Bray nodded his agreement. “One of the hundred possibilities. But whoever experimented on the turtle didn’t expect the tracker to fail. They might not have intended it to live more than a year or two before recapturing it. Even then, I doubt they expected it to survive into adulthood. Just doesn’t make sense to me. It’s… unscientific.”

“Experimental science is full of code names,” Joliet said. “Especially those born out of the Second World War.”

“I’ll give you that,” Bray said as the goat finished the second bar. He stood up. “But I’m not sure ‘Project Broccoli’ has much of a ring to it, especially if we’re talking about Unit Seven thirty-one, whose members subscribed to the bushido code just as much, if not more so, as the soldiers who eviscerated themselves after losing a battle.”

Both sides of the argument made at least some kind of sense, but everything was based on pure speculation and Hawkins knew that did no one any good. “How about this? We’ll ask Kam when we find him.”

“Works for me,” Drake said. “It’s time we got moving and our guide is waiting for us.”

The goat’s bell jangled as it wandered to the hidden path at the edge of the clearing. It paused at the jungle’s edge and bleated at them.

Bray zipped up his backpack. “Hold on, Pi.”

“Pi?” Hawkins asked.

“Three fourteen,” Bray said. “Three point one four. Pi. It’s amazing you can tie your shoes, Ranger.” He stood and headed for the goat, which turned and entered the jungle.

“We’re being led by a goat,” Joliet said. “Great.”

“It’s not leading us,” Hawkins said. “Just happens to be headed in the same direction.” He chased after Bray, reclaiming his position on point. He paused at the clearing’s edge and peered into the canopy-dimmed jungle. Once his eyes adjusted, he saw the goat waiting for them twenty feet down a switchback trail. It stood next to a footprint.

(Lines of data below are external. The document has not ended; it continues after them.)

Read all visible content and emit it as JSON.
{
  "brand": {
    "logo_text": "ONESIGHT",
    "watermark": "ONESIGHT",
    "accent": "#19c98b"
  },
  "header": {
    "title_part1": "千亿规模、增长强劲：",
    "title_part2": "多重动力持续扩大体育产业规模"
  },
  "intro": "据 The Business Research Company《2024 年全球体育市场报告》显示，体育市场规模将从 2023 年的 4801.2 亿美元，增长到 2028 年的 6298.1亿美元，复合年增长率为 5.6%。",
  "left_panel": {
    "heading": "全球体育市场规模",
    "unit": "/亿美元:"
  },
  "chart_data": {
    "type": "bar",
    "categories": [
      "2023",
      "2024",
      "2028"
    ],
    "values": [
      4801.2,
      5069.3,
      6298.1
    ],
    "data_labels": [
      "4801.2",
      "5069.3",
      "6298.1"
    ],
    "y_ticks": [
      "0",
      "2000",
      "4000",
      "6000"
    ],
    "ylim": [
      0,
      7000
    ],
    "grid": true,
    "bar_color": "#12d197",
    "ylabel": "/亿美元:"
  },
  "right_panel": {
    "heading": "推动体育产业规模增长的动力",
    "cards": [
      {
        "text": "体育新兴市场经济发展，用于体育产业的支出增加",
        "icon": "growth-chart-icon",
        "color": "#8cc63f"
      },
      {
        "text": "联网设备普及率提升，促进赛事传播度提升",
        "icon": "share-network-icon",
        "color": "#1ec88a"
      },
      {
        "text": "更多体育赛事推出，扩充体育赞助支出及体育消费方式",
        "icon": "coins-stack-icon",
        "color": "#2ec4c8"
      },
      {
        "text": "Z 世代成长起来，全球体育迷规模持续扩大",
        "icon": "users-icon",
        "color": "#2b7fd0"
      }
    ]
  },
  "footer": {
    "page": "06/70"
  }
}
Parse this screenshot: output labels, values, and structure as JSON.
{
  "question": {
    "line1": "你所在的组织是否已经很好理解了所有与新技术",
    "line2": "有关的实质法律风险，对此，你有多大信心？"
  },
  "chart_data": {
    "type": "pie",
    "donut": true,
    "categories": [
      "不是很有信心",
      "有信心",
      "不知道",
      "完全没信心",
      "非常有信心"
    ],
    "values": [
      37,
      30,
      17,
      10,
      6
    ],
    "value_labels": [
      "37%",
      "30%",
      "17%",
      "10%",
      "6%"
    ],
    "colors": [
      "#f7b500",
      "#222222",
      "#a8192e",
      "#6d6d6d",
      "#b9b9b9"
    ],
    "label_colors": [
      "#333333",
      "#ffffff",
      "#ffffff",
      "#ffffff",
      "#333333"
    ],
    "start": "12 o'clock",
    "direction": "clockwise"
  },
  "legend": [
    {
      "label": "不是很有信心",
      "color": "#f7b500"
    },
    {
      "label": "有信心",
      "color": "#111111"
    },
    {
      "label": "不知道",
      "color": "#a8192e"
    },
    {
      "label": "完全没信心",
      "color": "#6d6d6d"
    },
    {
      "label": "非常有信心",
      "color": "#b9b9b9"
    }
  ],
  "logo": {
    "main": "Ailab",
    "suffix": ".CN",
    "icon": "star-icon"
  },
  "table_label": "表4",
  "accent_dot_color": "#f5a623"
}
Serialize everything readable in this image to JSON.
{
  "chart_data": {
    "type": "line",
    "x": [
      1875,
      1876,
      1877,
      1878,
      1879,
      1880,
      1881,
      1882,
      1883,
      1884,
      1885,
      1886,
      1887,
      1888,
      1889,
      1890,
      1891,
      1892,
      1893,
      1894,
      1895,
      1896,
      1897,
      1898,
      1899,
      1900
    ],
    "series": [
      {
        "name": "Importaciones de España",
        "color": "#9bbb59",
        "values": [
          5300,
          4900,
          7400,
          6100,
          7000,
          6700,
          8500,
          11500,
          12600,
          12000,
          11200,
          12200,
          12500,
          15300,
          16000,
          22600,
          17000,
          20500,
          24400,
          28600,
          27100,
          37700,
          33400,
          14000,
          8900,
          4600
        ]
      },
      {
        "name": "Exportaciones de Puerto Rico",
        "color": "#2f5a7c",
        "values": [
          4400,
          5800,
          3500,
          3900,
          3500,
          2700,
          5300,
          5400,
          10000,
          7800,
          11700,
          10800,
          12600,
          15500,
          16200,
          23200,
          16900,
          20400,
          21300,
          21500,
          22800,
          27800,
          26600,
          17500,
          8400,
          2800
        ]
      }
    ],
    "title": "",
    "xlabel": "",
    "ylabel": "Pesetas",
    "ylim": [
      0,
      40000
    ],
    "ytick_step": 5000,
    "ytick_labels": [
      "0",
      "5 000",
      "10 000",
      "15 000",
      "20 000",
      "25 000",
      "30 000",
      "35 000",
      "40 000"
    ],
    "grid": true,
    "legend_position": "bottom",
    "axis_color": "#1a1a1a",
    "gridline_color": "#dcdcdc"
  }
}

Hawkins shook his head and thought, We are being led by a goat. And he was actually okay with that. The bell jangling around the goat’s neck would make it a predator’s first target, and would help disguise their approach to anything or anyone that recognized the sound. In fact, if they could get the bell off the goat, Hawkins thought it might be a good idea to take it. But for now, they’d follow the goat, as long as it didn’t start swinging from spiderwebs or sprout sea snake fangs.